Although milking the cows provided the main "cash crop", they raised chickens for butchering and eggs, hogs, and raised vegetables and myriads of fruit to fill the freezer and root cellar shelves. Grandpa loved to walk up through the pastures and woods harvesting wild ginseng, wild grapes, hickory nuts, black walnuts in the fall and morel mushrooms around each Mother's Day. The woodlot provided the fuel to keep the farmhouse toasty upstairs and down. Each fall, the meat provided by domesticated stock was supplemented by venison, pheasant, duck, squirrel, rabbit and even the wild turkey as they grew in numbers during the late 70's. I have wondered since if we had Rachel Carson's efforts through the book "Silent Spring" to thank for the return of the wild turkey as well as other predator species like the eagle.

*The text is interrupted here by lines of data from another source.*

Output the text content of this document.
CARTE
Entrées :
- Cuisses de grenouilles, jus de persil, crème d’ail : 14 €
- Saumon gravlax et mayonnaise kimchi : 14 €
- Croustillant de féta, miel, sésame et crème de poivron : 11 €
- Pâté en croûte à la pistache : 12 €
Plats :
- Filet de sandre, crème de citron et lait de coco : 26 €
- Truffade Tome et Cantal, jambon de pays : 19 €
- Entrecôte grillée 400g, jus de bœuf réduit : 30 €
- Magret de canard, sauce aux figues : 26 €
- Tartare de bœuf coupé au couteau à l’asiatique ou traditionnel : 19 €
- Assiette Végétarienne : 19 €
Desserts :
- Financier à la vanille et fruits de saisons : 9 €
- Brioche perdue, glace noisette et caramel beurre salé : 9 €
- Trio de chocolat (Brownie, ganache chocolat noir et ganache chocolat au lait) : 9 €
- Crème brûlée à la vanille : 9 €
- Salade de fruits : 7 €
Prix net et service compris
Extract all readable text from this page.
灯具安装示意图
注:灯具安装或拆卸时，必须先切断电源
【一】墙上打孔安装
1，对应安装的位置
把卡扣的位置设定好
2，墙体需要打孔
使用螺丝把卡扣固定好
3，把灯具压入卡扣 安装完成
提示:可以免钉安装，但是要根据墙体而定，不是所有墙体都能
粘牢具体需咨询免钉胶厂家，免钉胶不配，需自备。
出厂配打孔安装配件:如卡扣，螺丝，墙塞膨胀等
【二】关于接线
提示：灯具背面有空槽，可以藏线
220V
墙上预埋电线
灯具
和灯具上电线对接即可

I'm not sure I want to be a homesteader in the way that my ancestresses were 100-150 years ago. The disregard for native people's rights and sovereignty is the dark side of the romanticized pioneer mythology. Accustomed to modern woman's lifestyle, I certainly would have a hard time facing the prejudices, limited human rights and educational expectations for women back in the day. We HAVE come a long way!
But, if I might be humored...I would like to be a bit more self-sufficient in providing my daily bread from the land and abundance that surrounds me. Like a homestead woman, I want to provide for my families food, clothing, and shelter in a manner that honors "traditional knowledge and home craft" and connects with the animals and the people of the landscape. Like Thoreau, I would like "to live deliberately", not taking all this for granted.